Adding Opdivo before and after surgery on top of presurgical chemotherapy alone reduced the risk of tumor recurrence, progression or death by 42% in patients with stage 2 to 3b NSCLC. The phase 3 data from the CheckMate-77T trial were shared at the European Society for Medical Oncology 2023 congress.
Opdivo’s 42% improvement on the event-free survival (EFS) marker was identical to Keytruda's showing in its own Keynote-671 trial in the same treatment setting. Opdivo achieved its result after a median follow-up of 15.7 months, while the Keytruda data came from a median follow-up of 25.2 months.
“We will certainly have a competition with Keytruda,” BMS’ chief medical officer, Samit Hirawat, said in an interview ahead of Opdivo’s data release. “And certainly, we see ourselves as an effective treatment and certainly something that is going to be good for the patients.”
Keytruda this week won FDA approval as part of a continuous neoadjuvant-plus-adjuvant regimen for resectable NSCLC. Besides the EFS win, the Merck drug also slashed the risk of death by 28% in Keynote-671, making it the only PD-1 inhibitor to have shown a statistically significant overall survival benefit in early-stage NSCLC.
The overall survival outcome from Opdivo’s CheckMate-77T remains immature and wasn’t formally tested at this interim analysis, according to a BMS spokesperson.
For its part, perioperative Keytruda showed consistent benefit across patient subgroups, Marjorie Green, Merck’s head of late-stage oncology development said in a separate interview with Fierce Pharma.
“Ultimately, these patients are at high risk for recurrence and death. So being able to demonstrate that you can improve survival with this comprehensive regimen, we think is clinically important to patients and practitioners,” Green said.
But perioperative Keytruda and Opdivo aren’t just competing against each other.
Last year, Opdivo, used alongside chemo, earned an FDA go-ahead as a neoadjuvant therapy—without the post-surgery adjuvant component—in resectable NSCLC based on findings from the CheckMate-816 trial. And according to BMS’ Hirawat, doctors have already gotten used to using Opdivo in the neoadjuvant setting.
Doctors have been debating whether an immunotherapy is needed for both neoadjuvant and adjuvant treatment.
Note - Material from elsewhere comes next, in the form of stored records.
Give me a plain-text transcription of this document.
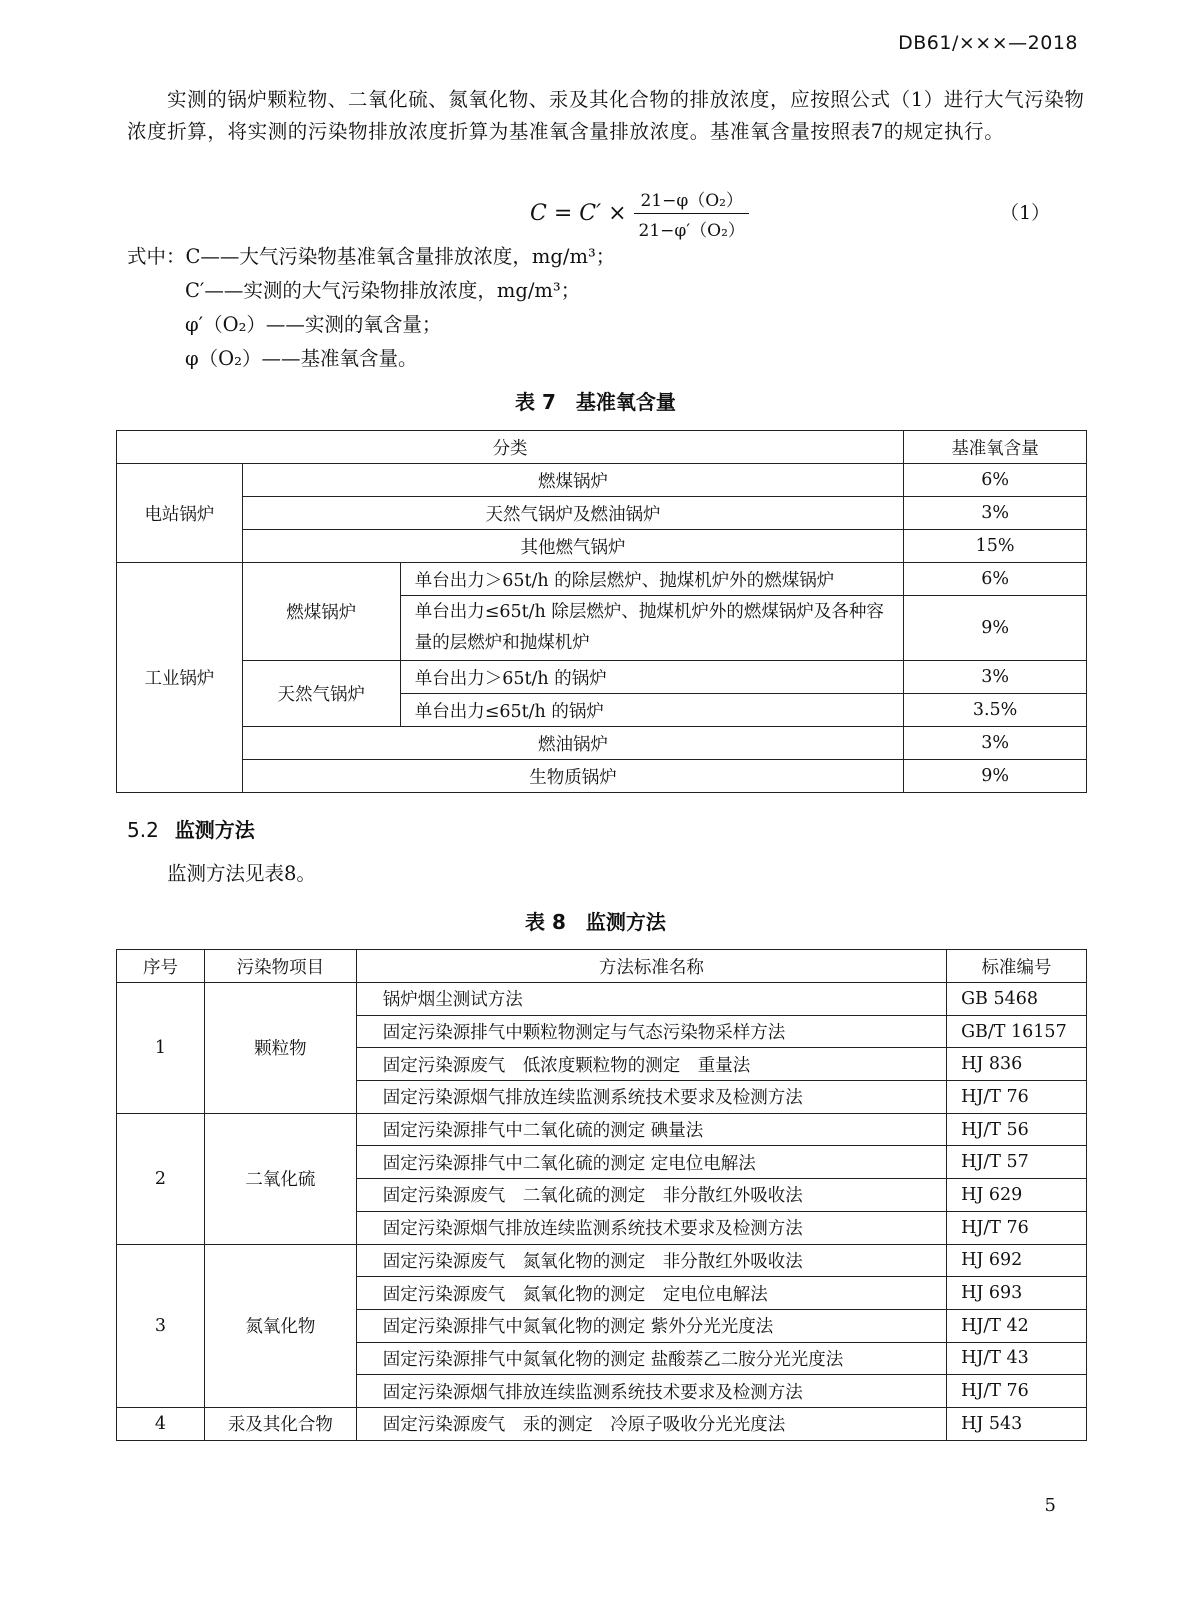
DB61/×××—2018
实测的锅炉颗粒物、二氧化硫、氮氧化物、汞及其化合物的排放浓度，应按照公式（1）进行大气污染物浓度折算，将实测的污染物排放浓度折算为基准氧含量排放浓度。基准氧含量按照表7的规定执行。
$C = C' \times \frac{\text{21−φ（O₂）}}{\text{21−φ′（O₂）}}$	（1）
式中：C——大气污染物基准氧含量排放浓度，mg/m³；
C′——实测的大气污染物排放浓度，mg/m³；
φ′（O₂）——实测的氧含量；
φ（O₂）——基准氧含量。
表 7　基准氧含量
分类			基准氧含量
电站锅炉	燃煤锅炉		6%
	天然气锅炉及燃油锅炉		3%
	其他燃气锅炉		15%
工业锅炉	燃煤锅炉	单台出力＞65t/h 的除层燃炉、抛煤机炉外的燃煤锅炉	6%
		单台出力≤65t/h 除层燃炉、抛煤机炉外的燃煤锅炉及各种容量的层燃炉和抛煤机炉	9%
	天然气锅炉	单台出力＞65t/h 的锅炉	3%
		单台出力≤65t/h 的锅炉	3.5%
	燃油锅炉		3%
	生物质锅炉		9%
5.2 监测方法
监测方法见表8。
表 8　监测方法
序号	污染物项目	方法标准名称	标准编号
1	颗粒物	锅炉烟尘测试方法	GB 5468
		固定污染源排气中颗粒物测定与气态污染物采样方法	GB/T 16157
		固定污染源废气　低浓度颗粒物的测定　重量法	HJ 836
		固定污染源烟气排放连续监测系统技术要求及检测方法	HJ/T 76
2	二氧化硫	固定污染源排气中二氧化硫的测定 碘量法	HJ/T 56
		固定污染源排气中二氧化硫的测定 定电位电解法	HJ/T 57
		固定污染源废气　二氧化硫的测定　非分散红外吸收法	HJ 629
		固定污染源烟气排放连续监测系统技术要求及检测方法	HJ/T 76
3	氮氧化物	固定污染源废气　氮氧化物的测定　非分散红外吸收法	HJ 692
		固定污染源废气　氮氧化物的测定　定电位电解法	HJ 693
		固定污染源排气中氮氧化物的测定 紫外分光光度法	HJ/T 42
		固定污染源排气中氮氧化物的测定 盐酸萘乙二胺分光光度法	HJ/T 43
		固定污染源烟气排放连续监测系统技术要求及检测方法	HJ/T 76
4	汞及其化合物	固定污染源废气　汞的测定　冷原子吸收分光光度法	HJ 543
5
Continued perioperative therapy means longer treatment durations and hence better sales for the drugs.
CheckMate-816 was conducted in patients with stage 1b to 3a NSCLC. That study linked neoadjuvant Opdivo to a 37% reduction in the risk of recurrence, progression or death with a minimum follow-up of 21 months. The size shrank to 32% in a long-term, three-year analysis.
The 37% EFS benefit for neoadjuvant Opdivo wasn’t all that different from the 42% figure for perioperative Opdivo or Keytruda in their respective trials. What’s more, the earlier CheckMate-816 trial used Opdivo and chemo for three cycles before surgery, while patients in the CheckMate-77T trial got up to four cycles during the neoadjuvant phase.
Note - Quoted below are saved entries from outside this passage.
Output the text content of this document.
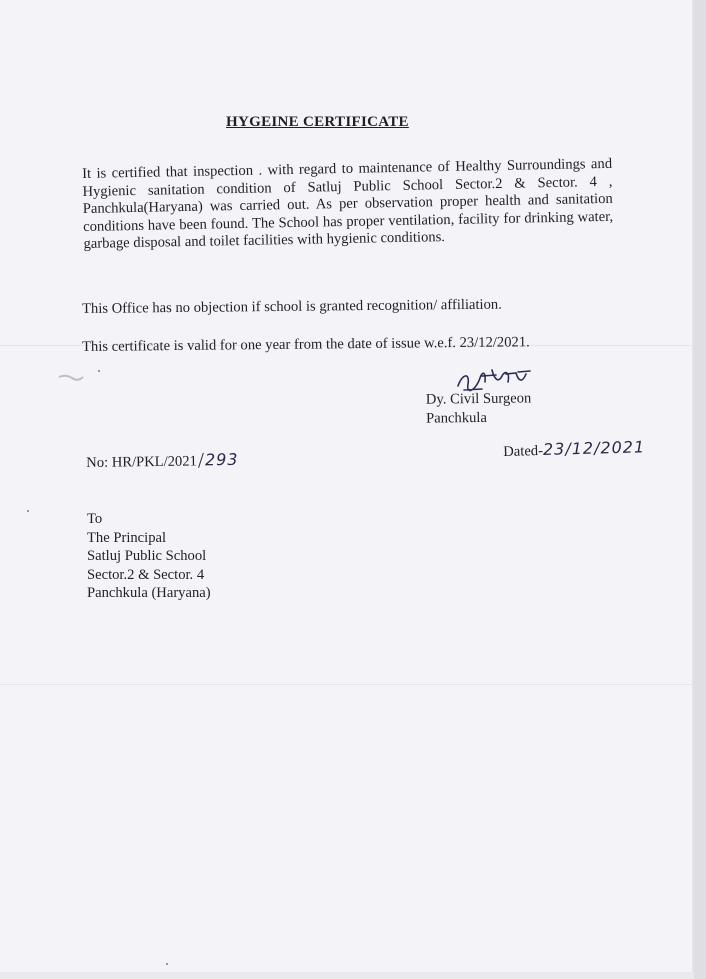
HYGEINE CERTIFICATE

It is certified that inspection . with regard to maintenance of Healthy Surroundings and Hygienic sanitation condition of Satluj Public School Sector.2 & Sector. 4 , Panchkula(Haryana) was carried out. As per observation proper health and sanitation conditions have been found. The School has proper ventilation, facility for drinking water, garbage disposal and toilet facilities with hygienic conditions.

This Office has no objection if school is granted recognition/ affiliation.

This certificate is valid for one year from the date of issue w.e.f. 23/12/2021.

Dy. Civil Surgeon
Panchkula
No: HR/PKL/2021/293	Dated-23/12/2021
To
The Principal
Satluj Public School
Sector.2 & Sector. 4
Panchkula (Haryana)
These cross-trial comparisons are intrinsically flawed because the studies enrolled different patient populations, but doctors and investors can only rely on them in the absence of a head-to-head trial.
An extra cycle of treatment in the neoadjuvant phase, plus up to a year of adjuvant treatment, may be a tough sell in exchange for 5-percentage-point improvement in EFS. That’s why industry watchers were counting on overall survival data to help adjudicate the debate.
Perioperative Keytruda has now shown a statistically significant 28% improvement in overall survival, while neoadjuvant Opdivo has demonstrated a 38% reduction—which didn’t reach statistical significance—in the risk of death in a longer-term follow-up of CheckMate-816.
At three years, 71.3% of Keytruda takers were alive, versus 64% in the control arm of Keynote-671. The control group in CheckMate-816 showed the same 64% three-year survival rate, while the figure was 78% for neoadjuvant Opdivo.
Merck's Green wouldn’t hypothesize whether the magnitude of Keytruda’s OS benefit will widen later in Keynote-671. Investigators will continue to follow patients, but because the trial has hit its overall survival endpoint, the 28% number is considered the final OS analysis from the trial, the exec said.
As Leerink Partners analyst Daina Graybosch, Ph.D., noted in a comment to Fierce Pharma following Keytruda’s perioperative nod, she’s interested in knowing how much doctors care about statistical significance, an advantage that Keytruda now has.